In der Antike wurden Tonscherben in großen Mengen als Schreibmaterial genutzt, beschriftet wurden sie mit Tusche und einem Schreibrohr (Kalamus). Eine derart große Menge an Funden ist in Ägypten erst einmal gelungen, in der Arbeitersiedlung Deir el-Medineh, die im alten Ägypten nahe des Tals der Könige in Luxor lag. Die nun geborgenen Ostraka geben vielfältige Einblicke in das Alltagsleben der antiken Siedlung Athribis, knapp 200 Kilometer nördlich von Luxor.
Rund 80 Prozent der Tonscherben sind in Demotisch beschriftet, der gängigen Verwaltungsschrift in der Ptolemäer- und Römerzeit, die sich seit etwa 600 v. Chr. aus dem Hieratischen entwickelt hatte. Zu den zweithäufigsten Funden zählen Ostraka mit griechischer Schrift, das Team stieß aber auch auf Beschriftungen in hieratischer, hieroglyphischer und - weit seltener - koptischer und arabischer Schrift. Als besondere Kategorie habe man zudem Bildostraka entdeckt, sagt Christian Leitz. "Diese Tonscherben zeigen verschiedene figürliche Darstellungen, darunter Tiere wie Skorpione und Schwalben, Menschen, Götter aus dem naheliegenden Tempel bis hin zu geometrischen Figuren."
Die Inhalte der Ostraka variieren von der Auflistung verschiedener Namen bis zu Abrechnungen unterschiedlicher Lebensmittel und Gegenstände des täglichen Gebrauchs. Eine erstaunlich große Anzahl Scherben habe sich einer antiken Schule zuordnen lassen, so das Forschungsteam. „Es gibt Listen von Monatsnamen, Zahlen, Rechenaufgaben, Grammatikübungen und ein sogenanntes Vogelalphabet ‒ jedem Buchstaben wurde ein Vogel zugeordnet, dessen Namen mit diesem Buchstaben begann.“ Eine dreistellige Anzahl an Ostraka enthält zudem Schreibübungen, die das Team als Strafarbeiten einordnet: Die Scherben sind mit den immer gleichen ein oder zwei Zeichen beschrieben, sowohl auf der Vorder- als auch auf der Rückseite.

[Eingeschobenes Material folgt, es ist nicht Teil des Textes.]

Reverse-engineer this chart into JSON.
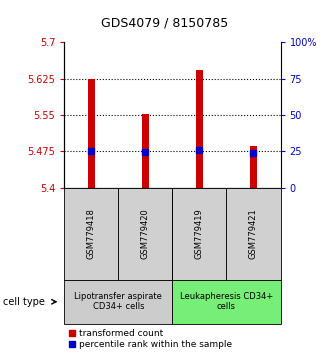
{
  "title": "GDS4079 / 8150785",
  "samples": [
    "GSM779418",
    "GSM779420",
    "GSM779419",
    "GSM779421"
  ],
  "red_values": [
    5.625,
    5.552,
    5.643,
    5.487
  ],
  "blue_values": [
    5.475,
    5.473,
    5.478,
    5.472
  ],
  "ylim_left": [
    5.4,
    5.7
  ],
  "ylim_right": [
    0,
    100
  ],
  "left_ticks": [
    5.4,
    5.475,
    5.55,
    5.625,
    5.7
  ],
  "right_ticks": [
    0,
    25,
    50,
    75,
    100
  ],
  "dotted_lines": [
    5.625,
    5.55,
    5.475
  ],
  "groups": [
    {
      "label": "Lipotransfer aspirate\nCD34+ cells",
      "span": [
        0,
        1
      ],
      "color": "#cccccc"
    },
    {
      "label": "Leukapheresis CD34+\ncells",
      "span": [
        2,
        3
      ],
      "color": "#77ee77"
    }
  ],
  "bar_color": "#cc0000",
  "dot_color": "#0000cc",
  "cell_type_label": "cell type",
  "legend_red": "transformed count",
  "legend_blue": "percentile rank within the sample",
  "left_axis_color": "#cc0000",
  "right_axis_color": "#0000cc",
  "title_fontsize": 9,
  "tick_fontsize": 7,
  "sample_fontsize": 6,
  "group_fontsize": 6,
  "legend_fontsize": 6.5
}
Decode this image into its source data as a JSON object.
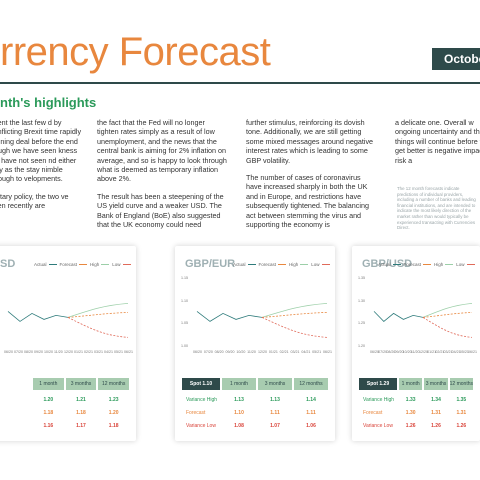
{
  "header": {
    "title": "rrency Forecast",
    "badge": "October"
  },
  "section": {
    "heading": "nth's highlights"
  },
  "columns": [
    [
      "spent the last few d by conflicting Brexit time rapidly running deal before the end hough we have seen kness we have not seen nd either way as the stay nimble enough to velopments.",
      "metary policy, the two ve seen recently are"
    ],
    [
      "the fact that the Fed will no longer tighten rates simply as a result of low unemployment, and the news that the central bank is aiming for 2% inflation on average, and so is happy to look through what is deemed as temporary inflation above 2%.",
      "The result has been a steepening of the US yield curve and a weaker USD. The Bank of England (BoE) also suggested that the UK economy could need"
    ],
    [
      "further stimulus, reinforcing its dovish tone. Additionally, we are still getting some mixed messages around negative interest rates which is leading to some GBP volatility.",
      "The number of cases of coronavirus have increased sharply in both the UK and in Europe, and restrictions have subsequently tightened. The balancing act between stemming the virus and supporting the economy is"
    ],
    [
      "a delicate one. Overall w ongoing uncertainty and that things will continue before they get better is negative impact on risk a"
    ]
  ],
  "note": "The 12 month forecasts indicate predictions of individual providers, including a number of banks and leading financial institutions, and are intended to indicate the most likely direction of the market rather than would typically be experienced transacting with Currencies Direct.",
  "cards": [
    {
      "title": "SD",
      "legend": [
        "Actual",
        "Forecast",
        "High",
        "Low"
      ],
      "xticks": [
        "06/20",
        "07/20",
        "08/20",
        "09/20",
        "10/20",
        "11/20",
        "12/20",
        "01/21",
        "02/21",
        "03/21",
        "04/21",
        "05/21",
        "06/21"
      ],
      "table": {
        "headers": [
          "1 month",
          "3 months",
          "12 months"
        ],
        "rows": [
          {
            "values": [
              "1.20",
              "1.21",
              "1.23"
            ]
          },
          {
            "values": [
              "1.18",
              "1.18",
              "1.20"
            ]
          },
          {
            "values": [
              "1.16",
              "1.17",
              "1.18"
            ]
          }
        ]
      }
    },
    {
      "title": "GBP/EUR",
      "legend": [
        "Actual",
        "Forecast",
        "High",
        "Low"
      ],
      "yticks": [
        "1.15",
        "1.10",
        "1.05",
        "1.00"
      ],
      "xticks": [
        "06/20",
        "07/20",
        "08/20",
        "09/20",
        "10/20",
        "11/20",
        "12/20",
        "01/21",
        "02/21",
        "03/21",
        "04/21",
        "05/21",
        "06/21"
      ],
      "table": {
        "spot": "Spot 1.10",
        "headers": [
          "1 month",
          "3 months",
          "12 months"
        ],
        "rows": [
          {
            "label": "Variance High",
            "values": [
              "1.13",
              "1.13",
              "1.14"
            ]
          },
          {
            "label": "Forecast",
            "values": [
              "1.10",
              "1.11",
              "1.11"
            ]
          },
          {
            "label": "Variance Low",
            "values": [
              "1.08",
              "1.07",
              "1.06"
            ]
          }
        ]
      }
    },
    {
      "title": "GBP/USD",
      "legend": [
        "Actual",
        "Forecast",
        "High",
        "Low"
      ],
      "yticks": [
        "1.35",
        "1.30",
        "1.25",
        "1.20"
      ],
      "xticks": [
        "06/20",
        "07/20",
        "08/20",
        "09/20",
        "10/20",
        "11/20",
        "12/20",
        "01/21",
        "02/21",
        "03/21",
        "04/21",
        "05/21",
        "06/21"
      ],
      "table": {
        "spot": "Spot 1.29",
        "headers": [
          "1 month",
          "3 months",
          "12 months"
        ],
        "rows": [
          {
            "label": "Variance High",
            "values": [
              "1.33",
              "1.34",
              "1.35"
            ]
          },
          {
            "label": "Forecast",
            "values": [
              "1.30",
              "1.31",
              "1.31"
            ]
          },
          {
            "label": "Variance Low",
            "values": [
              "1.26",
              "1.26",
              "1.26"
            ]
          }
        ]
      }
    }
  ]
}
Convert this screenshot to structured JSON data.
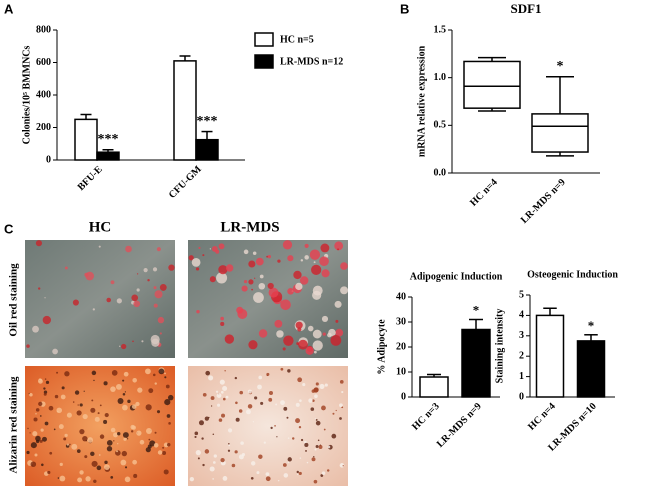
{
  "panel_labels": [
    "A",
    "B",
    "C"
  ],
  "images": {
    "column_labels": [
      "HC",
      "LR-MDS"
    ],
    "row_labels": [
      "Oil red staining",
      "Alizarin red staining"
    ]
  },
  "chart_data": [
    {
      "type": "bar",
      "ylabel": "Colonies/10⁵ BMMNCs",
      "categories": [
        "BFU-E",
        "CFU-GM"
      ],
      "series": [
        {
          "name": "HC n=5",
          "color": "#ffffff",
          "values": [
            250,
            610
          ],
          "errors": [
            30,
            30
          ]
        },
        {
          "name": "LR-MDS  n=12",
          "color": "#000000",
          "values": [
            48,
            125
          ],
          "errors": [
            15,
            50
          ],
          "annotations": [
            "***",
            "***"
          ]
        }
      ],
      "ylim": [
        0,
        800
      ],
      "yticks": [
        0,
        200,
        400,
        600,
        800
      ],
      "legend": "right"
    },
    {
      "type": "box",
      "title": "SDF1",
      "ylabel": "mRNA relative expression",
      "categories": [
        "HC n=4",
        "LR-MDS n=9"
      ],
      "min": [
        0.65,
        0.18
      ],
      "q1": [
        0.68,
        0.22
      ],
      "median": [
        0.91,
        0.49
      ],
      "q3": [
        1.17,
        0.62
      ],
      "max": [
        1.21,
        1.01
      ],
      "annotations": [
        null,
        "*"
      ],
      "ylim": [
        0,
        1.5
      ],
      "yticks": [
        {
          "value": 0,
          "label": "0.0"
        },
        {
          "value": 0.5,
          "label": "0.5"
        },
        {
          "value": 1,
          "label": "1.0"
        },
        {
          "value": 1.5,
          "label": "1.5"
        }
      ]
    },
    {
      "type": "bar",
      "title": "Adipogenic Induction",
      "ylabel": "% Adipocyte",
      "categories": [
        "HC n=3",
        "LR-MDS n=9"
      ],
      "values": [
        8,
        27
      ],
      "errors": [
        1,
        4
      ],
      "colors": [
        "#ffffff",
        "#000000"
      ],
      "annotations": [
        null,
        "*"
      ],
      "ylim": [
        0,
        40
      ],
      "yticks": [
        0,
        10,
        20,
        30,
        40
      ]
    },
    {
      "type": "bar",
      "title": "Osteogenic Induction",
      "ylabel": "Staining intensity",
      "categories": [
        "HC n=4",
        "LR-MDS n=10"
      ],
      "values": [
        4.0,
        2.75
      ],
      "errors": [
        0.35,
        0.3
      ],
      "colors": [
        "#ffffff",
        "#000000"
      ],
      "annotations": [
        null,
        "*"
      ],
      "ylim": [
        0,
        5
      ],
      "yticks": [
        0,
        1,
        2,
        3,
        4,
        5
      ]
    }
  ]
}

Die Tübinger Ägyptologie arbeitet bereits seit 2003 in Athribis, ab 2005 im Rahmen eines 15-jährigen Forschungsprojekts und mit Förderung durch die Deutsche Forschungsgemeinschaft. Ziel war die Freilegung und Publikation eines großen Tempels, der von Ptolemaios XII., dem Vater der berühmten Kleopatra VII. errichtet wurde. Dieses Projekt ist mittlerweile abgeschlossen, der Tempel ist jetzt für Besucher geöffnet. Das Heiligtum wurde vor etwa 2000 Jahren für die Löwengöttin Repit und ihren Gemahl Min errichtet und wurde nach dem Verbot heidnischer Kulte im Jahr 380 n. Chr. zu einem Nonnenkloster umfunktioniert. Seit dem Frühjahr 2018 wird westlich des Tempels nach einem weiteren Heiligtum gegraben, dabei stieß das Team in den Schuttmassen auf die zahlreichen Ostraka. Die Grabungen dazu werden kontinuierlich fortgesetzt.
Grabungsleiter Marcus Müller steht vor Ort mit zunehmender Tiefe vor immer anspruchsvolleren Aufgaben: Im Westen der Grabungsfläche treten mittlerweile mehrstöckige Gebäude mit Treppen und Gewölben zu Tage, der Rest der Fläche wurde im Lauf der Jahrhunderte mit Schutt aufgefüllt Die Auswertung der Ostraka durch ein internationales Team, zumeist aus Frankreich und Deutschland, koordiniert Sandra Lippert, Forschungsleiterin am Centre national de la recherche scientifique (CNRS) in Paris. Die Bildostraka werden von Carolina Teotino an der Universität Tübingen erforscht. Die Grabungen werden finanziell unterstützt durch die Gerda-Henkel-Stiftung, der Brunner-Stiftung und der Stiftung Humanismus.